Havanese Care Requirements
- Nutrition: Havanese, just like every other dog, needs a high-quality diet to maintain an optimal health condition. This is also very important in keeping their coat silky and healthy. As Havanese is a small dog breed, overfeeding them is easy, which is why you need to be very careful with the number of calories you feed her. This will also depend on the activities she’s doing in a day and, of course, her age. You can consult with your vet about the specific amount of calories to feed your Havanese. If you’re opting for feeding your Havanese some commercial products, make sure that this only contains high-quality ingredients. This means, stay away from fillers and by-products as these have low nutritional value and will not benefit Havanese dogs in any way. The safest option is to feed your Havanese home-cooked meal. Typically, this should contain 50% of animal protein to provide your small dog enough energy. 25% of the diet should contain carbohydrates, and the remaining 25% should be from fruits and vegetables.

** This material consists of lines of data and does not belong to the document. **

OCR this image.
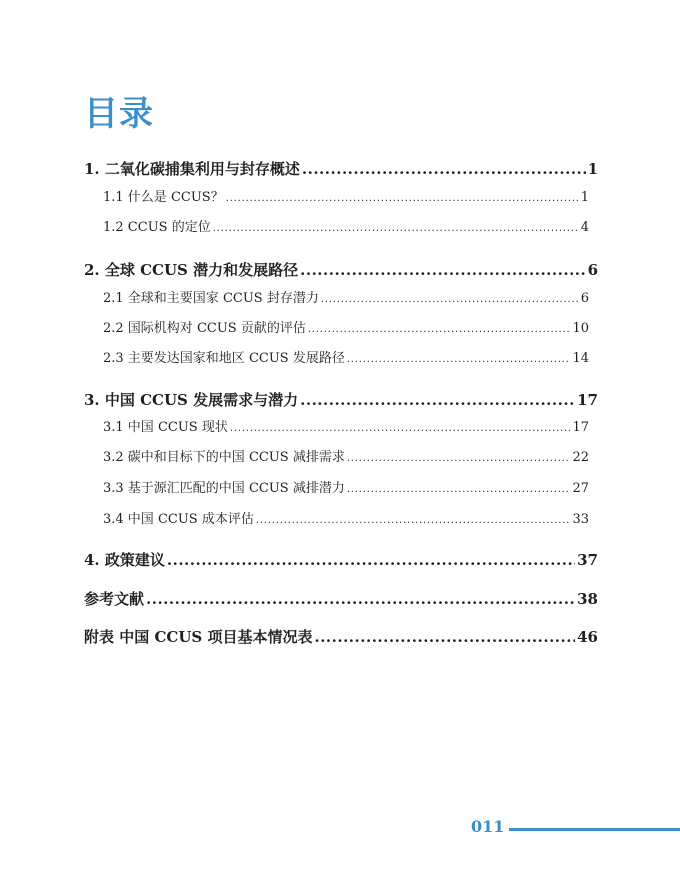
目录
1. 二氧化碳捕集利用与封存概述 .....	1
1.1 什么是 CCUS？ .....	1
1.2 CCUS 的定位 .....	4
2. 全球 CCUS 潜力和发展路径 .....	6
2.1 全球和主要国家 CCUS 封存潜力 .....	6
2.2 国际机构对 CCUS 贡献的评估 .....	10
2.3 主要发达国家和地区 CCUS 发展路径 .....	14
3. 中国 CCUS 发展需求与潜力 .....	17
3.1 中国 CCUS 现状 .....	17
3.2 碳中和目标下的中国 CCUS 减排需求 .....	22
3.3 基于源汇匹配的中国 CCUS 减排潜力 .....	27
3.4 中国 CCUS 成本评估 .....	33
4. 政策建议 .....	37
参考文献 .....	38
附表 中国 CCUS 项目基本情况表 .....	46
011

- Grooming: Havanese’s coat sheds twice a year. However, brushing their hair should be done regularly, even if it’s not shedding season. This is so you can maintain the silky appearance of their coat, which is their ultimate feature. At the same time, brushing prevents the coat from matting. As Havanese’s coat tends to grow long, some owners trim them short. If you need this done, make sure that you have an expert do it. Bathing them should be done occasionally too. I recommend sending them to a groomer for some overall grooming, which will include bathing and trimming, which is probably once every few months. At the same time, you can also ask to have your dog’s nails trimmed so he can walk and run without pain. Clean the ears too, or you can let an expert do it, but the outside is something you can handle. Wipe clean the corners of their eyes to avoid eye irritation.
- Exercise: Havanese dogs need moderate exercise. They can stay inside the house all day without complaints, but exercise will keep them happy. They certainly love brisk walks, playing games, and learning new tricks as these are activities he can do with you. In other words, they just really enjoy spending time with their humans. You can even create some inside-home games just to keep him out of boredom. Be careful not to over-exercise this breed. Always observe any change of breathing, and if there is, it’s time to go home.
- Health: Havanese are prone to several health problems. An owner needs to be aware of such so you can prepare for possible screening tests you may want your dog to undergo. Legg-Calve-Perthes Disease is one common disease that Havanese dogs are prone to. This is why the blood supply to the head of the femur lacks, which causes it to degrade. Another leg disease you may want to watch out for is Patellar Luxation, which happens when the kneecap is no longer in position. Havanese are also prone to eye diseases such as cataracts. Congenital deafness is common too; however, this might be something the Havanese can quickly adapt to. You can also watch out for obesity, allergies, liver shunts, heart murmurs, and osteochondrodysplasia. Regular check-ups will help in monitoring your dog’s health condition. If you have observed symptoms, be sure to take him to the vet. Let him take some screening tests if it’s available so you can rule out some medical conditions. For those that are caught through the genes, you can meet the parents and see if such medical conditions exist as well.
- Lifespan: The life expectancy of the Havanese is 14-16 years.
- Tim: Charles Dickens’ Havanese and playmate of his seven children
- Cha-Cha: Barabara Walters’ Havanese who helped the popularity of the breed
- Harold Reginald Williams: Venus Williams’ Havanese
Fun Facts About Havanese
- Havanese are the only dog breed that came from Cuba.
- The Havanese silky coat protects them from overheating.
- They have hypoallergenic coats; they’re excellent pets for people allergic to dog fur.
- Havanese have a unique bouncing walk that makes them look like skipping; sometimes, they even hop.
- They are also called Havana Silk Dog because of their silky coat.
- Queen Anne and Queen Victoria both owned a Havanese.
- They come in many colors: gold, black, blue, silver, cream, champagne, chocolate, and combination.
- They almost came to extinction in the 50s and 60s.